2013 Golden Flower Dark Tea Fu Zhuan from Tea Art of China

Today’s review is a Tea Art of China’s 5 year old Golden Flower Dark Tea, also known as Fu Zhuan. This Fu Zhuan is of Anuha, Hunan origin.

I love Fu Zhuan and it is a strange dirty tea. This tea is encouraged to be covered in mold, like blue cheese. I had samples off friends and I loved how the mold adds a spun honey flavour. Fu Bricks are also pretty affordable but harder to get your hands on. Funky heicha is one thing, but moldy tea generally makes people run for the hills. I bought an 800 gram brick at a World Tea Expo a while back and it is one of my favourite teas of all time.

Also be aware moldy Golden Flower tea makes a huge mess to break off pieces. Your breaking tray and tools get covered in mold dust, so you will need to clean after. This is likely why you don’t see samples of this tea sold if a vendor happens to carry it. Our review Golden Flower Dark Tea is from Tea Art of China. This company breaks it down for you into 50 grams tubes. One hand I love having a monster brick, but a 50 gram tube has all the mess contained and broken for you.

PSA – Fu Zhuan / Golden Flower Dark Tea can contain wheat/yeast, which they use as an agent to stimulate the mold production.

Also, note this mold will also spread to your other teas. If you do not want gold mold on all your puer, store separately.

Dry Leaf and Steeping Method

This leaf has a huang pian appearance with big long sheets of leaf coated in golden spores. It is easy to flake off pieces. Some are moldier than others, I find with this type of tea the insides are jammed pack. Some pieces in this sample are crazier than others.

I used 1 gram of leaf per 14ml of vessel size. I leaf a little harder here as with my other fu brick I find it responds better.

Tasting of Tea Art of China’s 2013 Golden Flower Dark Tea

First and Second Infusion: The flavour is honey, heavy mineral spring water, and a bit of juicy particle board. There is an excellent level of sweetness in this tea making for an easy drink. Not much of an aftertaste other than some honey.

Third and Fourth Infusion: Golden Flower tea got dark! It has a watered down molasses taste. Other notes are of honey and soggy driftwood.

Fifth and Sixth Infusion: These last infusions I steeped long, with the final being 10 minutes. This tea definitely tasted best with a long infusion. It did not get bitter or dry. The flavour just got concentrated honey and birch. The finish has a wet stones mineral flavour that is super strong – strongest wet rock note I’ve tasted.

Grandpa Style: I threw in a fresh 5 grams of leaf into my grandpa mug.
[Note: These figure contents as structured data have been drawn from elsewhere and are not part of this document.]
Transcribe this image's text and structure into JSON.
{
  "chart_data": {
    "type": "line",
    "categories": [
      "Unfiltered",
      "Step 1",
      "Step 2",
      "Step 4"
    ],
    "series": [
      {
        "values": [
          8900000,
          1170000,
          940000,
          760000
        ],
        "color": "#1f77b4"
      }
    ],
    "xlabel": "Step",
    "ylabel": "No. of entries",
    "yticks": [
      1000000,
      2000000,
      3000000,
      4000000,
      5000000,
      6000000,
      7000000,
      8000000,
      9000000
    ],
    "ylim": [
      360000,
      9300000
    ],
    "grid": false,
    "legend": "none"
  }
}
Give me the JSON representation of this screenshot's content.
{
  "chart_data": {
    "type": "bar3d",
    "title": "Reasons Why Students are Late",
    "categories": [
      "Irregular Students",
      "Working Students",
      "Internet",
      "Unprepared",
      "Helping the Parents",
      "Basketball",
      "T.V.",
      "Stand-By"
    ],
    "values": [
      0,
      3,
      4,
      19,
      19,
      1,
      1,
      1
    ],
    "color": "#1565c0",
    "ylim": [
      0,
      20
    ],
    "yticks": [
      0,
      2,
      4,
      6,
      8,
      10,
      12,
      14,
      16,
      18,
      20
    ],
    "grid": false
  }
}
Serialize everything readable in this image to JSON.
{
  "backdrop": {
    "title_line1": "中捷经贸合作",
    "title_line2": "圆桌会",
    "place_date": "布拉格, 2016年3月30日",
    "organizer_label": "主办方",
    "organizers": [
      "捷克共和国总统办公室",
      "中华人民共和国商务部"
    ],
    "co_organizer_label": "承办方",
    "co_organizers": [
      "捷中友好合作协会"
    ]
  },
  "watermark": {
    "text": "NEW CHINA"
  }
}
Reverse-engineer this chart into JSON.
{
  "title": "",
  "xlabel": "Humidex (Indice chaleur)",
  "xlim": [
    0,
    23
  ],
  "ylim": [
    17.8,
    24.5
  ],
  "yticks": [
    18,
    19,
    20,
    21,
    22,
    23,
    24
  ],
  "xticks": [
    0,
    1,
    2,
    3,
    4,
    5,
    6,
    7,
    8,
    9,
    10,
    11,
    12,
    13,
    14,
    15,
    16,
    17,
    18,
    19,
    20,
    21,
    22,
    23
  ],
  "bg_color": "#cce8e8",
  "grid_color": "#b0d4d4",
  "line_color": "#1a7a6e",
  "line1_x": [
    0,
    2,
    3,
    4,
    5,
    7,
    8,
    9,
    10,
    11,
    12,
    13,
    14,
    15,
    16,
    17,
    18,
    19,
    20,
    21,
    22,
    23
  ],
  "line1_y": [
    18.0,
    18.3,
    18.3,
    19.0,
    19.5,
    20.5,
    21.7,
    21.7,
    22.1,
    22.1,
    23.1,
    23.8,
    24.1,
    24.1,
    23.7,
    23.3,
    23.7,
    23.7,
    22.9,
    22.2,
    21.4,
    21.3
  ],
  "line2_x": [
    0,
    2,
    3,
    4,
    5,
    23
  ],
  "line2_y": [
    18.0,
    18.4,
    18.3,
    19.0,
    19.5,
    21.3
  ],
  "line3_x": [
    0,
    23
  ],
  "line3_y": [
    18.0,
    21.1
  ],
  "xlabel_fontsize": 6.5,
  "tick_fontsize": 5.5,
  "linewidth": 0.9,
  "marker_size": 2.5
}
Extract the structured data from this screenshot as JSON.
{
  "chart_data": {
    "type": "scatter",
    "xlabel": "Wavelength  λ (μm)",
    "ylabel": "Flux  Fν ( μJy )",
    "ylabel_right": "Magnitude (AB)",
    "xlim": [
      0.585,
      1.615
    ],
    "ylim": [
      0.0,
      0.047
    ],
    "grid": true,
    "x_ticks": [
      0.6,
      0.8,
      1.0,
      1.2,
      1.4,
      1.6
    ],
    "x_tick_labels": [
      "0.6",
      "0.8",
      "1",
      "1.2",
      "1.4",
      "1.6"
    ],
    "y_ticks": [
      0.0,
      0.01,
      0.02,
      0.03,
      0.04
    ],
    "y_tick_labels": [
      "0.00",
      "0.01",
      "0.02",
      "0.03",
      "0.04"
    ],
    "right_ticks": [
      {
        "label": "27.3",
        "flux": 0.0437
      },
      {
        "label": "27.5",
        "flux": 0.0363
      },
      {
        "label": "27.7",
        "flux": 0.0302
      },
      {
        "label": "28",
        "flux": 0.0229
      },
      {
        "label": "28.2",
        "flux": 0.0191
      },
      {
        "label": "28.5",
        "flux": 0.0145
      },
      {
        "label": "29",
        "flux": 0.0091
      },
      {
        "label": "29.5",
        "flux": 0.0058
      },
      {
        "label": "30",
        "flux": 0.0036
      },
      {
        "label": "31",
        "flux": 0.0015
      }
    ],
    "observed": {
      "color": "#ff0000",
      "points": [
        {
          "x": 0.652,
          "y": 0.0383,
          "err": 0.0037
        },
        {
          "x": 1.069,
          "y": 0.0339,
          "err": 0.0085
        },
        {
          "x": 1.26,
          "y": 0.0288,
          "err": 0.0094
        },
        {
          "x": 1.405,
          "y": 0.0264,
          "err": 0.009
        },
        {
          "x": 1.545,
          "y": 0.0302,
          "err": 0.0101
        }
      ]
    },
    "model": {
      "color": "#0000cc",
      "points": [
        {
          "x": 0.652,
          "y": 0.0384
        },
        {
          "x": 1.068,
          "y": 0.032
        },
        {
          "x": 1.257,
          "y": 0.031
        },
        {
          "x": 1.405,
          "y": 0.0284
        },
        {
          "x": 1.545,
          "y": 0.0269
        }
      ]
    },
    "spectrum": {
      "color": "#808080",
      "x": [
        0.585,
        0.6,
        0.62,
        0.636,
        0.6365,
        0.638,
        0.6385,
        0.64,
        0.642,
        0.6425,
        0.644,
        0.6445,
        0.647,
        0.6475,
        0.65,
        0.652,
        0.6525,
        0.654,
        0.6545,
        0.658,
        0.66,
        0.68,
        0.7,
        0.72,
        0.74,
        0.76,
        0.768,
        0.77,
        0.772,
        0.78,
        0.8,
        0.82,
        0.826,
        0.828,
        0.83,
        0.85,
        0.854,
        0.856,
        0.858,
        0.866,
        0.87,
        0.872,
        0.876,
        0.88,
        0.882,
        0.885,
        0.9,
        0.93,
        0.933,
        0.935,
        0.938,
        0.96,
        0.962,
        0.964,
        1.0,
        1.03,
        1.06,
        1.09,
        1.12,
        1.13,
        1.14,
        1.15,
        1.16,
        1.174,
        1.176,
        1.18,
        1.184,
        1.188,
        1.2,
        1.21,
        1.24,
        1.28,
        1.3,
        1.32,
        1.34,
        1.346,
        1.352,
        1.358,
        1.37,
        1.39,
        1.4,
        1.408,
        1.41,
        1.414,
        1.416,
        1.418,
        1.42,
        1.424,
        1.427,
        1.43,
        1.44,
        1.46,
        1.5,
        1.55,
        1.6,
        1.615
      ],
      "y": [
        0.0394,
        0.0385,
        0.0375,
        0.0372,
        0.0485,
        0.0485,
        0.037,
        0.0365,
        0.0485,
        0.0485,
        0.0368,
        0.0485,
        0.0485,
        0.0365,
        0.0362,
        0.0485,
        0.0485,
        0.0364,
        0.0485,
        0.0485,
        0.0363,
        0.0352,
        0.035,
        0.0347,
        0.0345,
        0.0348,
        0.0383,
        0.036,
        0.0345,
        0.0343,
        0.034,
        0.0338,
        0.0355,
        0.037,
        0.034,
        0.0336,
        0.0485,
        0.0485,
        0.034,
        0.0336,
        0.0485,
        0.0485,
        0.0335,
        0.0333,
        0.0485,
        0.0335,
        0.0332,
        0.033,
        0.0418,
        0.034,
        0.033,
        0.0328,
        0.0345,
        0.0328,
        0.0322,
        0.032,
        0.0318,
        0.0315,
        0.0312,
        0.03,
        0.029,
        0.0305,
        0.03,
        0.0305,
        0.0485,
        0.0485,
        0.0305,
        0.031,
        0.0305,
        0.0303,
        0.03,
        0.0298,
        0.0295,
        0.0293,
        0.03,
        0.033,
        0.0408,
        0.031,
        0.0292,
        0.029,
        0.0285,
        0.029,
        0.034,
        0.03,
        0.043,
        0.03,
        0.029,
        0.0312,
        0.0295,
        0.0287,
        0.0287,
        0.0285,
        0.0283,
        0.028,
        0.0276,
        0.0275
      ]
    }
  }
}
This is it, the best way to make Tea Art of China’s Golden Flower Dark tea. It’s smooth honey, wood, and wet rocks. It has this powdered honey flavour that makes it easy to drink. The longer it steeps, the more woodsy birch it gets. Grandpa style never got bitter, strong, or dry.

Comments

Tea Art of China’s 2013 Golden Flower Dark Tea is likely the easiest (at this time) to get your hands on some ultra moldy Fu Zhuan in a reasonable quantity to try. My 800 gram delicious Fu Brick requires an agent and at least 800 gram size. The western facing sellers that do have them do not do sample sizes, which I totally understand as it is a nightmare to break.

I found this one has a nice level fo honey and woody notes. It isn’t near as tea drunk as the other fu brick I have. Be sure to leaf on the harder side and consider grandpa style for maximum flavour.

By the way, Tea Art of China has a super gimmicky site of LOLZ. The health claims are quite funny. You can read those on your own. I generally do not accept healthy claim insanity tea to review as I do not want to promote that crap, but I cannot say no to moldy tea. This is likely one of the few ways to get to try this tea without committing to a monster brick. Oolong Owl subscribes to drinking tea because it tastes good, not magical properties.